Any carpenter that has to sand the face of a architrave mitre joint has missed a vital lesson in final fixing of trims, glue is a dubious one as well.
regards inter

----------


## JB1

I should have said sanded by required. 
I have no issues with PVC Glue. 
It can't hurt, plus the fact PVC glue will make the bond stronger and also seal the MDF. 
Even if the joins were perfect, I would prefer PVC glue be used.     
Sent from my iPhone 4S using Tapatalk

----------


## TheHammer

Mitred (timber or mdf) should be glued with PVA. It is ridiculous to think that all trim goes up perfect. MDF is super stable. It will not move due to humidty. I would prime the architraves, then fill any defects with Selley's Doors & Trim. It will bond better to the primer. Those defects include the mitres.

----------


## intertd6

> Mitred (timber or mdf) should be glued with PVA. It is ridiculous to think that all trim goes up perfect. MDF is super stable. It will not move due to humidty. I would prime the architraves, then fill any defects with Selley's Doors & Trim. It will bond better to the primer. Those defects include the mitres.

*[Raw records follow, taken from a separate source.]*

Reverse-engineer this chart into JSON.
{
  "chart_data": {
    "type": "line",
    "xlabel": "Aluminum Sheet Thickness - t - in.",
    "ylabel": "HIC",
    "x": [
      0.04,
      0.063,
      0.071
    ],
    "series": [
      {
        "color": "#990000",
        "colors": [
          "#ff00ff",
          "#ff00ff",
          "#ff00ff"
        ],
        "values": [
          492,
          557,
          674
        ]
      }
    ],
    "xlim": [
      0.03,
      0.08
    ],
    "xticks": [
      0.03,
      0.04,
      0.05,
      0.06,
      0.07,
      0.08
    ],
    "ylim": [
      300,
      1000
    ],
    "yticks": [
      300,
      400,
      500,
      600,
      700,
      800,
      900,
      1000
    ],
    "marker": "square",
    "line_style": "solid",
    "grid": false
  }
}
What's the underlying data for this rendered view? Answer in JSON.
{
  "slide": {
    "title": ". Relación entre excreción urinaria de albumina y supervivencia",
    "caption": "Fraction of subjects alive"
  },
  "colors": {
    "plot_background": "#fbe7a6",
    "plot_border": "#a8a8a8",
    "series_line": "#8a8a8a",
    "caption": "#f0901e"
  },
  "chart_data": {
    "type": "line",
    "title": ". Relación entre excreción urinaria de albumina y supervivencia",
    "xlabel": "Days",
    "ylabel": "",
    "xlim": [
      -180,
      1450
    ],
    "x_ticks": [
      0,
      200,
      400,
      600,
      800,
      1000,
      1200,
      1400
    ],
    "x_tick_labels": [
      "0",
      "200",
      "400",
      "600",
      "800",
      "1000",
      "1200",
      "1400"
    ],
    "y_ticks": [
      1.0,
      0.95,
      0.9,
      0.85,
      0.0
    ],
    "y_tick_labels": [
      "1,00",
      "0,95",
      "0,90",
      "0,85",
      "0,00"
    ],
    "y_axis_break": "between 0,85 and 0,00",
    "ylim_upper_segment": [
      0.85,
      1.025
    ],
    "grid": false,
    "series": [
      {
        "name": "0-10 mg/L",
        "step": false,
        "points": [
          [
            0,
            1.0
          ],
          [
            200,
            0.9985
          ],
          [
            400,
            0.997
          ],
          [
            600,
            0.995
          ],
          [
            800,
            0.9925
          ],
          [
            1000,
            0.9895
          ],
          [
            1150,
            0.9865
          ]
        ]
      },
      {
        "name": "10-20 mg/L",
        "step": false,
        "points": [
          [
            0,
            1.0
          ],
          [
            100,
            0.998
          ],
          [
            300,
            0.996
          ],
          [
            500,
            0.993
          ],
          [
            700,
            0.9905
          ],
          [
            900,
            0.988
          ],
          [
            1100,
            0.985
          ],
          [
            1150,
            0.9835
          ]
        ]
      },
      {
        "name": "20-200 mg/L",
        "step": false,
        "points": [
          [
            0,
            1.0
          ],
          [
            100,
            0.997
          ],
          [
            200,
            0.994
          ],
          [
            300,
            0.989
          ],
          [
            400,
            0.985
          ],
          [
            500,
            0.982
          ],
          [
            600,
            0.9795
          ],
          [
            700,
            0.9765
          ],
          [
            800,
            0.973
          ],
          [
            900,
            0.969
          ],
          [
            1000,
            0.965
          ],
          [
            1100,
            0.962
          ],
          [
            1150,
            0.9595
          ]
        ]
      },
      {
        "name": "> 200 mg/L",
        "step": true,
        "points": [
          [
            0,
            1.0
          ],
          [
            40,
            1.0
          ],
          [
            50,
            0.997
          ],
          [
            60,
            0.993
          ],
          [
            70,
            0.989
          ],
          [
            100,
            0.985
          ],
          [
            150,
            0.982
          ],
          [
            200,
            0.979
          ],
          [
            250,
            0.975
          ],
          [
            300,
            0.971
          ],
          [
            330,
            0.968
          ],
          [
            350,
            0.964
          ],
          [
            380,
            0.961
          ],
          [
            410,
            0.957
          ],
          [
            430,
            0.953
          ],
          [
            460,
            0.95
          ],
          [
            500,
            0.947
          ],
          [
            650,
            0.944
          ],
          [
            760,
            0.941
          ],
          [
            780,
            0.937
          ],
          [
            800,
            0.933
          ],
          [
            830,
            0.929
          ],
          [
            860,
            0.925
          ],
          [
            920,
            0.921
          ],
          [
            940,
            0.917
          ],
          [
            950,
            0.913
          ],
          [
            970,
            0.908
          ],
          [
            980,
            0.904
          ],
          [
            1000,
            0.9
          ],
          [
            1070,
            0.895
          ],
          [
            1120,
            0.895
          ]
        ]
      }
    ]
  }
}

  Nobody has said that you can't use glue on the mitres, the problem comes when a substandard job on mitering is attempted to be filled up with glue or filler of some sort by a qualified trades person.
problems can arise when glue is not thoroughly cleaned from the surfaces of raw timber that will be stained because it will not penetrate the grain because it has been sealed with a glue residue.
regards inter

----------